“In the context of greater competition…Sweden must improve its capacity to receive foreign expertise and contribute to the collective knowledge of the world,” the report reads.
“Nearly all sectors of society benefit from the internationalisation of higher education institutions”
The inquiry report presented a new internationalisation strategy for the period 2020-30 and advocated for the cooperation of government agencies, under the lead of the Ministry of Education and Research, to remove barriers to internationalisation.
“Nearly all sectors of society benefit from the internationalisation of higher education institutions and many policy areas affect the prerequisites for internationalisation,” it said.
The strategy put internationalisation at the core of higher institutions management, calling on institutions to develop a “documented and strategic” approach for international cooperation – and to “strategically manage” the use of the English language in teaching and research.
In order to increase Sweden’s attractiveness as a study destination, the strategy said the country’s universities and government need to cooperate to ensure foreign students, staff and researchers are welcomed and encouraged to stay.
Among its plans, it set a goal to see 25% of students spending at least three months of their education abroad by 2025 and advocated for the increased use of national and EU mobility schemes.
Also, it recommended that Sweden strengthens its collaboration with the Nordic countries to create an “internationally competitive knowledge region in northern Europe” and with other EU partners.
The inquiry also proposed to amend the Swedish Higher Education Act to reflect the importance of internationalisation and international cooperation to university and society. The amendment should take effect in January 2020 and provide overarching objectives for the international work of higher education institutions.
The report offered a picture of the present state of internationalisation in the country.
Sweden receives slightly less than 1% of the world’s internationally mobile students and produces slightly more than 1% of the world’s research publications. And while outbound mobility has remained relatively constant over the past ten years, averaging 14% of all students, the country has seen the number of inbound students decreasing “a great deal” over the same period.
From a peak of 46,700 in 2010-2011, after the introduction of tuition fees for non-EU students, the number fell to 32,600 in 2013-2014 and recovered over the following two years to 35,900.

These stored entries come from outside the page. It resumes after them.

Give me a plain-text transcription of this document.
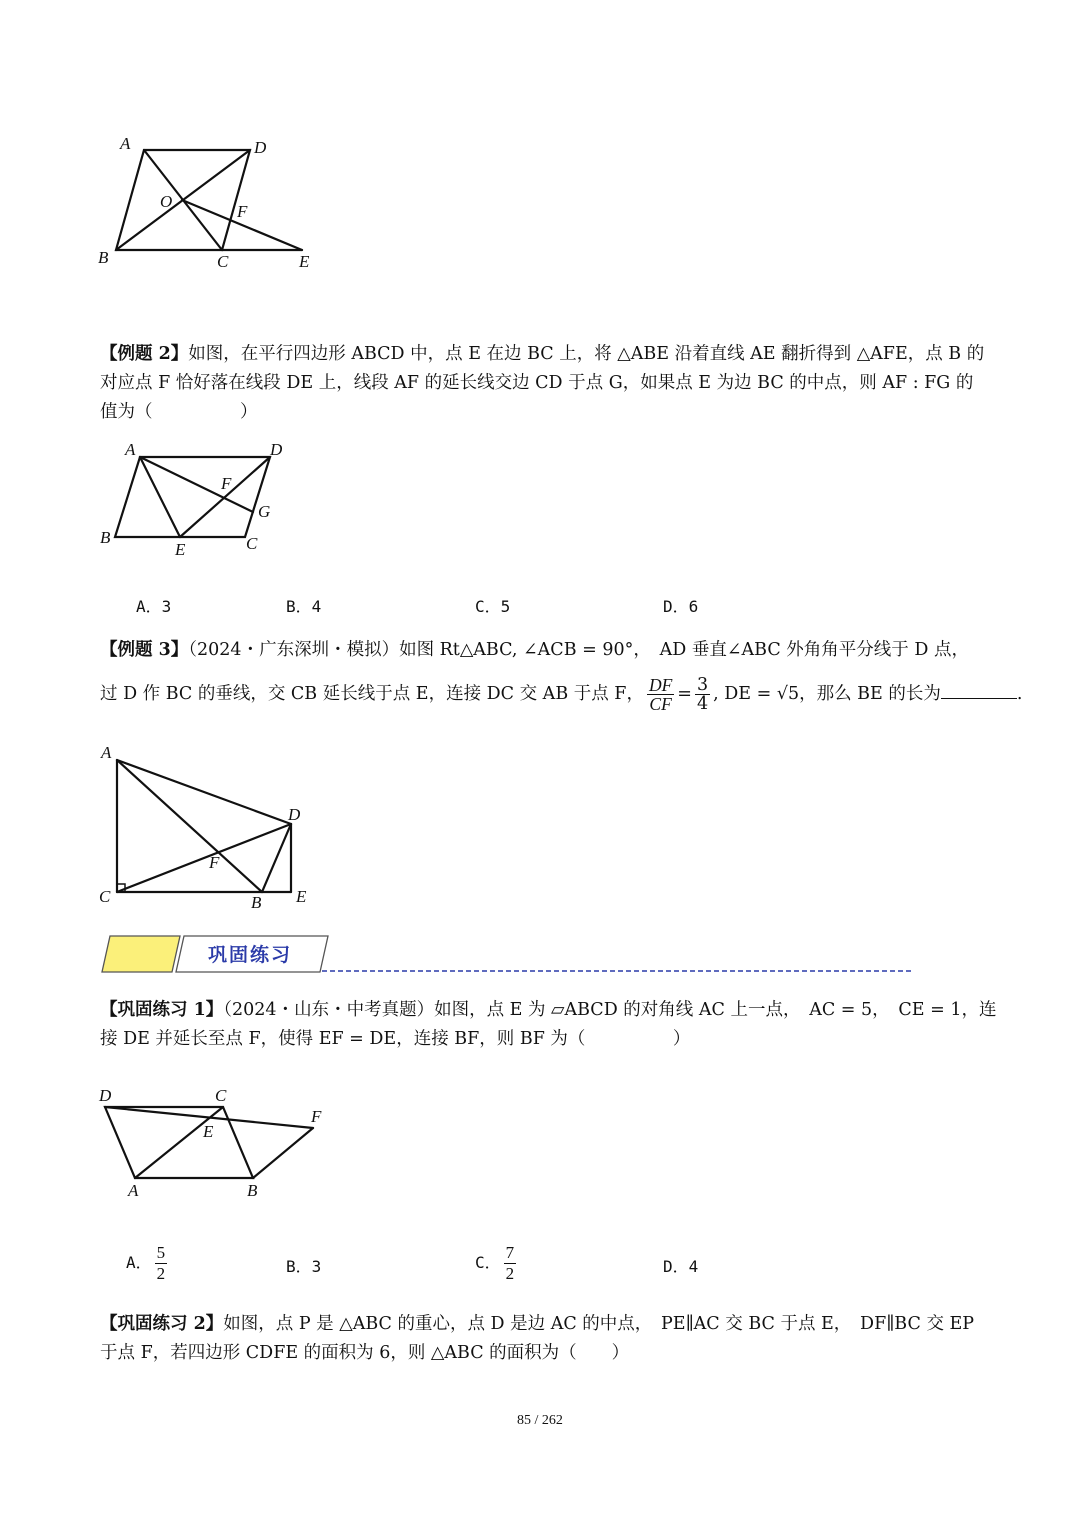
A	D
O
F
B	C	E
【例题 2】如图，在平行四边形 ABCD 中，点 E 在边 BC 上，将 △ABE 沿着直线 AE 翻折得到 △AFE，点 B 的
对应点 F 恰好落在线段 DE 上，线段 AF 的延长线交边 CD 于点 G，如果点 E 为边 BC 的中点，则 AF : FG 的
值为（　　　　　）
A	D
F
G
B
E	C
A．3	B．4	C．5	D．6
【例题 3】（2024・广东深圳・模拟）如图 Rt△ABC, ∠ACB = 90°，　AD 垂直∠ABC 外角角平分线于 D 点，
过 D 作 BC 的垂线，交 CB 延长线于点 E，连接 DC 交 AB 于点 F， $\frac{DF}{CF} = \frac{3}{4}$ , DE = √5，那么 BE 的长为	.
A
D
F
C	B E
巩固练习
【巩固练习 1】（2024・山东・中考真题）如图，点 E 为 ▱ABCD 的对角线 AC 上一点，　AC = 5，　CE = 1，连
接 DE 并延长至点 F，使得 EF = DE，连接 BF，则 BF 为（　　　　　）
D	C
F
E
A	B
A． $\frac{5}{2}$	B．3	C． $\frac{7}{2}$	D．4
【巩固练习 2】如图，点 P 是 △ABC 的重心，点 D 是边 AC 的中点，　PE∥AC 交 BC 于点 E，　DF∥BC 交 EP
于点 F，若四边形 CDFE 的面积为 6，则 △ABC 的面积为（　　）
85 / 262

And while the number of internationally co-authored research is high – 65% of all publications were born out of international cooperations, compared to 25% worldwide – researchers mobility is still “lower than in other strong research nations”.
“There are several reasons for higher education institutions to increase international cooperation and the international elements of education and research,” the report states. “The most important of these is to enhance the quality of activities.”
The inquiry will present another report, with recommendations for a review of the university application process and tuition fees, by 31 October, 2018.